Bennett Hunter J, Fleenor Kristina, Weinhandl Joshua T
Department of Human Movement Sciences, Old Dominion University, 2016 Student Recreation Center, Norfolk, VA 23529, United States.
Department of Kinesiology, Recreation, and Sport Studies, The University of Tennessee, 322 HPER Building, 1914 Andy Holt Avenue, Knoxville, TN 37996-2700, United States.
J Biomech. 2018 Nov 16;81:122-131. doi: 10.1016/j.jbiomech.2018.10.003. Epub 2018 Oct 14.

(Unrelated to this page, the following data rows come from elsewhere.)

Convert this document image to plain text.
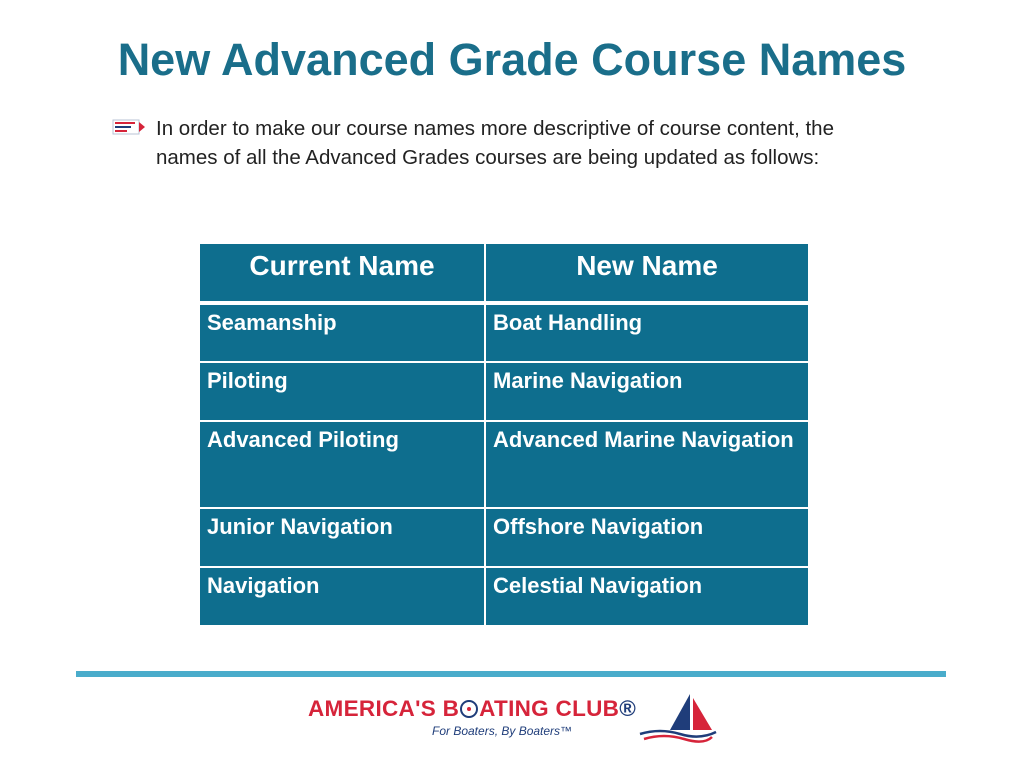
New Advanced Grade Course Names
In order to make our course names more descriptive of course content, the names of all the Advanced Grades courses are being updated as follows:
Current Name	New Name
Seamanship	Boat Handling
Piloting	Marine Navigation
Advanced Piloting	Advanced Marine Navigation
Junior Navigation	Offshore Navigation
Navigation	Celestial Navigation
AMERICA'S B ATING CLUB®
For Boaters, By Boaters™
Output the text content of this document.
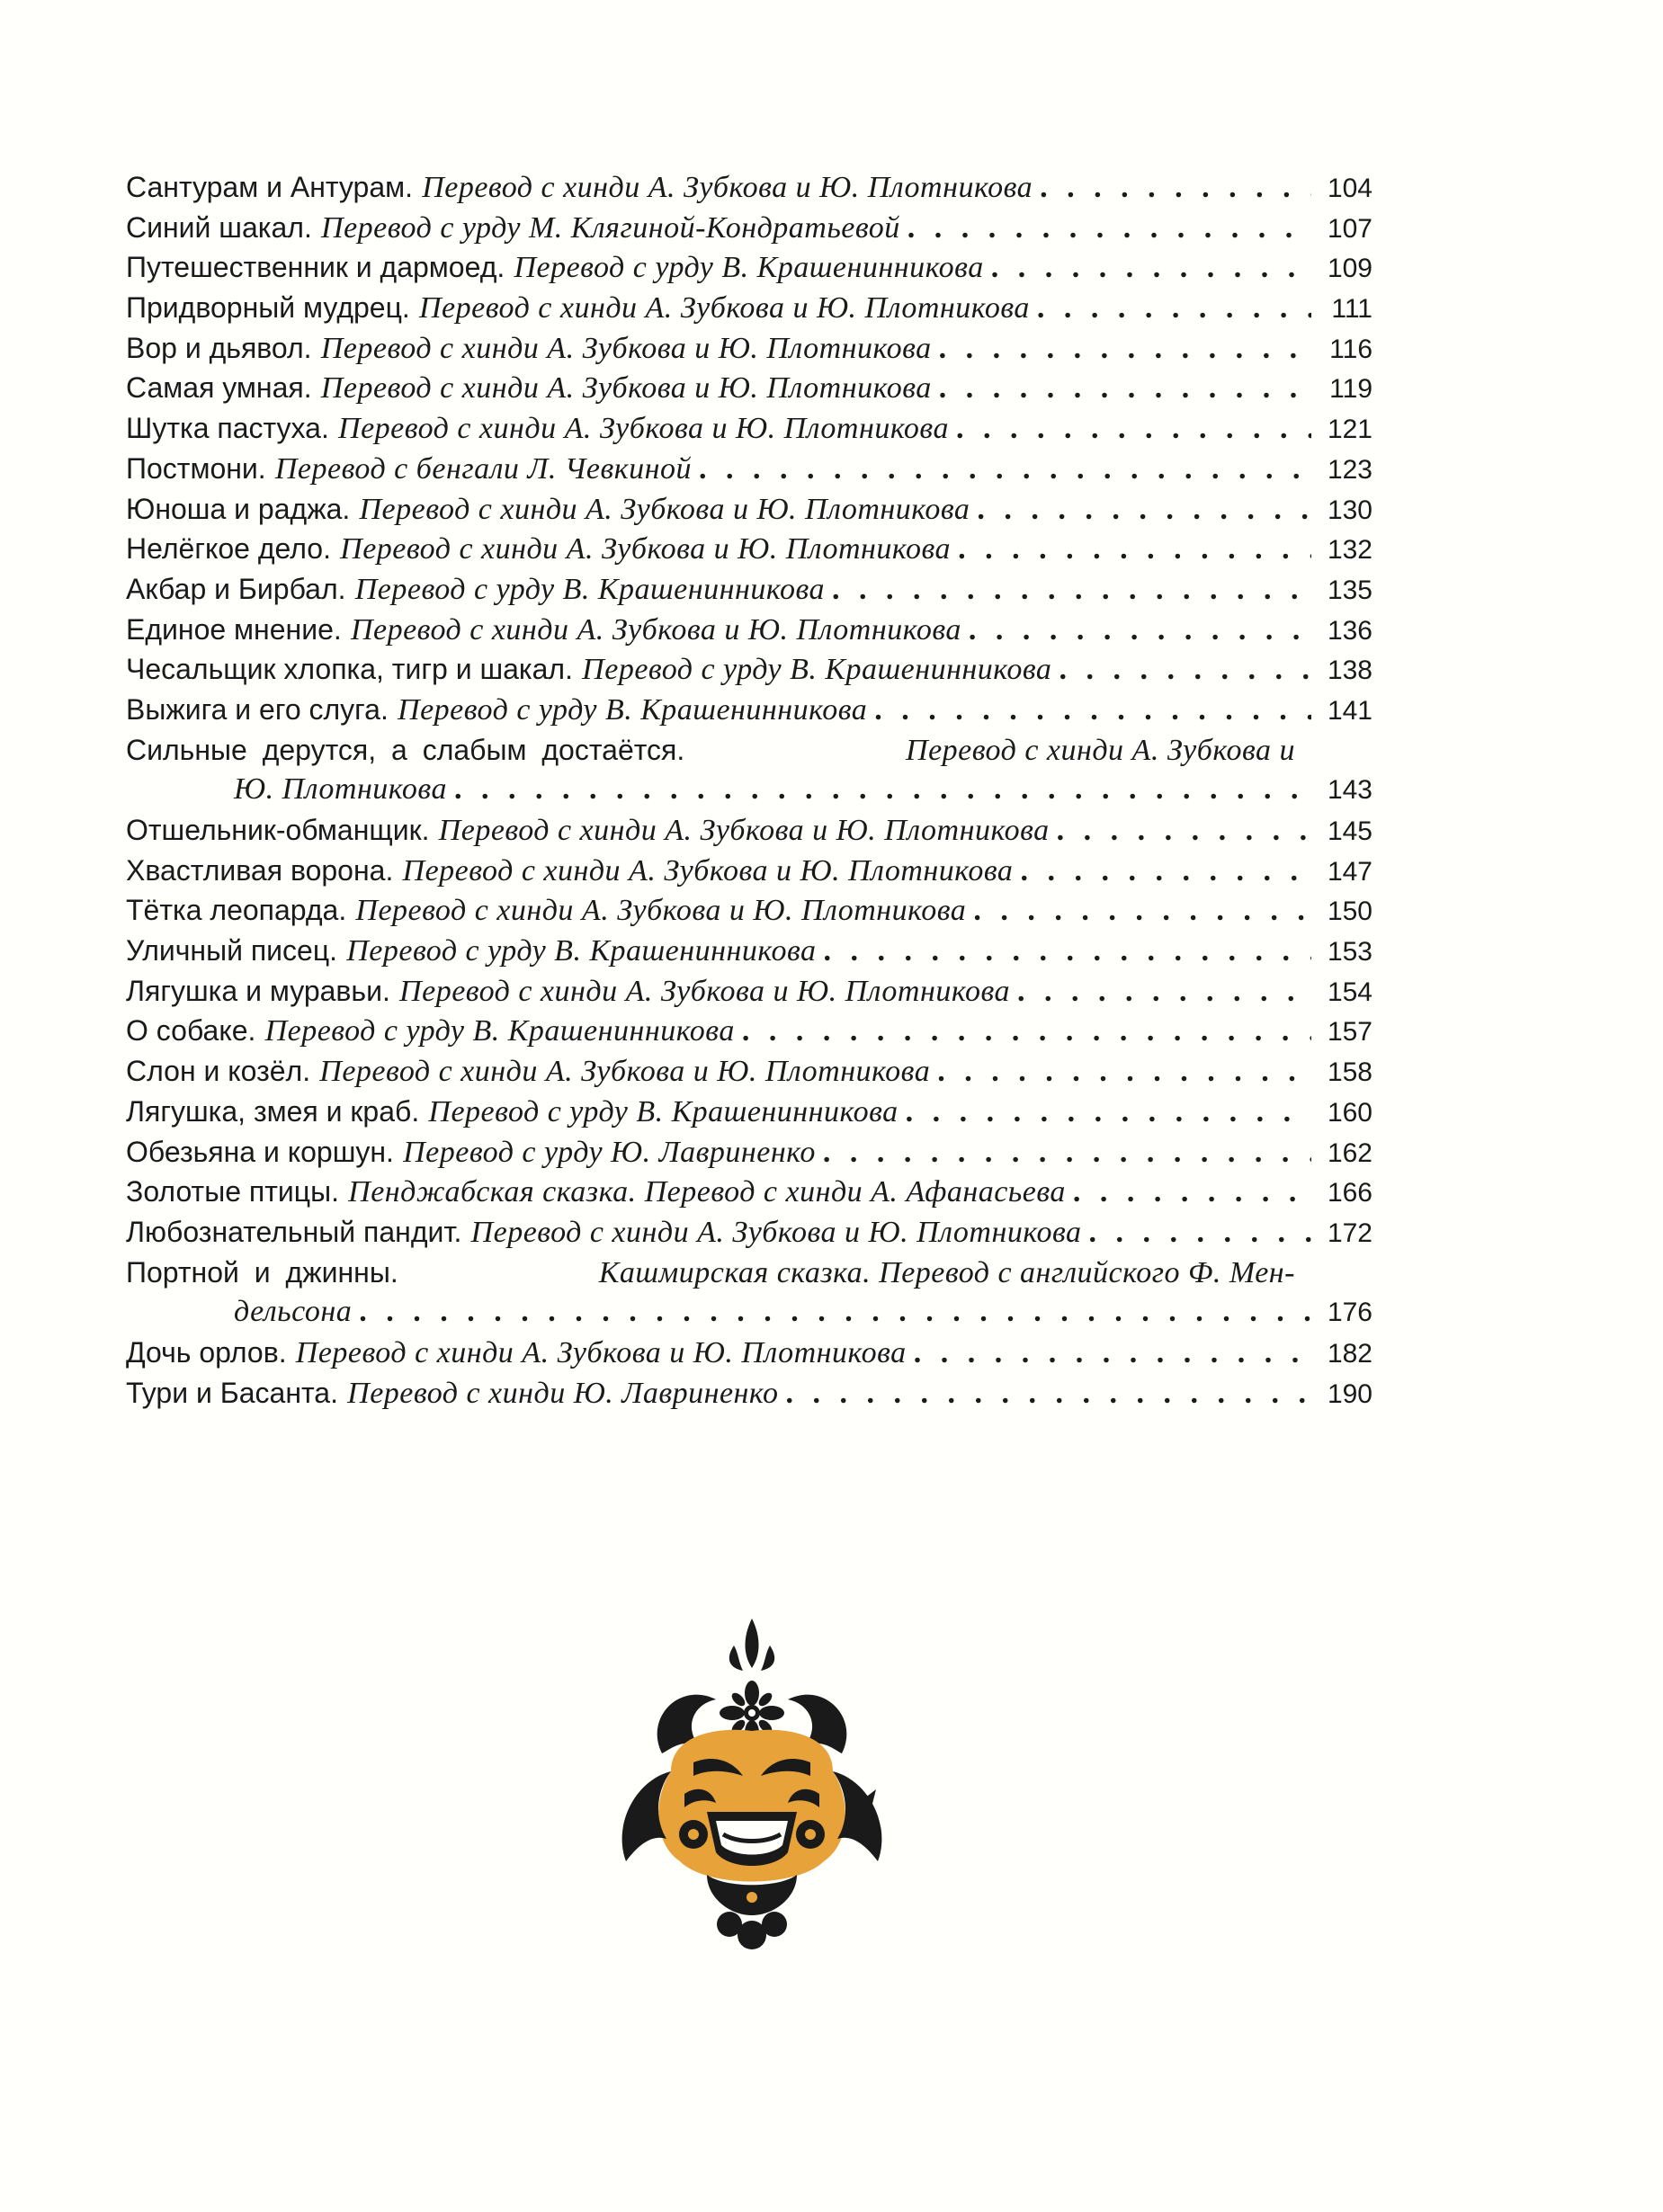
Сантурам и Антурам. Перевод с хинди А. Зубкова и Ю. Плотникова . . .	104
Синий шакал. Перевод с урду М. Клягиной-Кондратьевой . . .	107
Путешественник и дармоед. Перевод с урду В. Крашенинникова . . .	109
Придворный мудрец. Перевод с хинди А. Зубкова и Ю. Плотникова . . .	111
Вор и дьявол. Перевод с хинди А. Зубкова и Ю. Плотникова . . .	116
Самая умная. Перевод с хинди А. Зубкова и Ю. Плотникова . . .	119
Шутка пастуха. Перевод с хинди А. Зубкова и Ю. Плотникова . . .	121
Постмони. Перевод с бенгали Л. Чевкиной . . .	123
Юноша и раджа. Перевод с хинди А. Зубкова и Ю. Плотникова . . .	130
Нелёгкое дело. Перевод с хинди А. Зубкова и Ю. Плотникова . . .	132
Акбар и Бирбал. Перевод с урду В. Крашенинникова . . .	135
Единое мнение. Перевод с хинди А. Зубкова и Ю. Плотникова . . .	136
Чесальщик хлопка, тигр и шакал. Перевод с урду В. Крашенинникова . . .	138
Выжига и его слуга. Перевод с урду В. Крашенинникова . . .	141
Сильные дерутся, а слабым достаётся.	Перевод с хинди А. Зубкова и
Ю. Плотникова . . .	143
Отшельник-обманщик. Перевод с хинди А. Зубкова и Ю. Плотникова . . .	145
Хвастливая ворона. Перевод с хинди А. Зубкова и Ю. Плотникова . . .	147
Тётка леопарда. Перевод с хинди А. Зубкова и Ю. Плотникова . . .	150
Уличный писец. Перевод с урду В. Крашенинникова . . .	153
Лягушка и муравьи. Перевод с хинди А. Зубкова и Ю. Плотникова . . .	154
О собаке. Перевод с урду В. Крашенинникова . . .	157
Слон и козёл. Перевод с хинди А. Зубкова и Ю. Плотникова . . .	158
Лягушка, змея и краб. Перевод с урду В. Крашенинникова . . .	160
Обезьяна и коршун. Перевод с урду Ю. Лавриненко . . .	162
Золотые птицы. Пенджабская сказка. Перевод с хинди А. Афанасьева . . .	166
Любознательный пандит. Перевод с хинди А. Зубкова и Ю. Плотникова . . .	172
Портной и джинны.	Кашмирская сказка. Перевод с английского Ф. Мен-
дельсона . . .	176
Дочь орлов. Перевод с хинди А. Зубкова и Ю. Плотникова . . .	182
Тури и Басанта. Перевод с хинди Ю. Лавриненко . . .	190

Many methodologies exist to predict the hip joint center (HJC), of which regression based on anatomical landmarks appear most common. Despite the fact that predicted HJC locations vary depending upon chosen method, inter-study comparisons and inferences about populations are commonly made. The purpose of this study was to create a normative database of hip and knee biomechanics during walking, running, and single leg landings based on five commonly utilized HJC methods to serve as a reference for inter-study comparisons. Secondarily, we devised to provide comparisons of peak knee angles and hip angles, moments, and powers from the five HJC methods. Thirty healthy young adults performed walking, running, and single leg landing tasks at self-selected speeds (walking/running) and at 90% of their maximum jump height (landing). Three-dimensional motion capture and ground reaction forces were collected during all tasks. Five different HJC prediction methods: Bell, Davis, Hara, Harrington, and Greater Trochanter were implemented separately in a 6 degree of freedom model. Predicted HJC locations, direct kinematics, and inverse dynamics were computed for all tasks. Predicted HJC mediolateral, anteroposterior, and superior-inferior locations differed between methods by an average of 1.3, 2.9, and 1.4 cm, respectively. A database was created using the mean of all subjects for all five methods. In addition, one-way ANOVAs were used to compare triplanar peak angles, moments, and powers between the methods. The database of hip and knee biomechanics illustrates (1) variability between methods increases with more dynamic tasks (running/landing vs. walking) and (2) frontal and transverse plane hip and knee biomechanics are more variable between methods. Comparisons between methods found 38 and 16 main effect differences in hip and knee biomechanics, respectively. The Greater Trochanter method provided the most differences compared with other methods, while the Davis method provided the least differences. The database constructed provides an important reference for inter-study comparisons and details the impact of anatomical regression methods for predicting the HJC.
存在多种预测髋关节中心(HJC)的方法,其中基于解剖标志点的回归方法似乎最为常见。尽管预测的HJC位置因所选方法而异,但不同研究之间的比较以及对人群的推断却很常见。本研究的目的是基于五种常用的HJC方法创建一个关于步行、跑步和单腿着地时髋膝关节生物力学的标准数据库,作为不同研究之间比较的参考。其次,我们打算对五种HJC方法的膝关节和髋关节峰值角度、力矩和功率进行比较。30名健康的年轻成年人以自我选择的速度(步行/跑步)以及其最大跳跃高度的90%(着地)进行步行、跑步和单腿着地任务。在所有任务过程中收集三维运动捕捉数据和地面反作用力。在一个六自由度模型中分别实施五种不同的HJC预测方法:贝尔(Bell)、戴维斯(Davis)、原田(Hara)、哈灵顿(Harrington)和大转子(Greater Trochanter)。计算所有任务的预测HJC位置、直接运动学和逆动力学。不同方法预测的HJC内外侧、前后和上下位置平均分别相差1.3厘米、2.9厘米和1.4厘米。使用所有五种方法中所有受试者的平均值创建了一个数据库。此外,使用单因素方差分析来比较不同方法之间的三平面峰值角度、力矩和功率。髋膝关节生物力学数据库表明:(1)不同方法之间的变异性随着任务动态性增强(跑步/着地与步行相比)而增加;(2)不同方法之间,额状面和横断面的髋膝关节生物力学变异性更大。不同方法之间的比较发现,髋膝关节生物力学分别有38个和16个主要效应差异。与其他方法相比,大转子方法的差异最多,而戴维斯方法的差异最少。构建的数据库为不同研究之间的比较提供了重要参考,并详细说明了解剖回归方法对预测HJC的影响。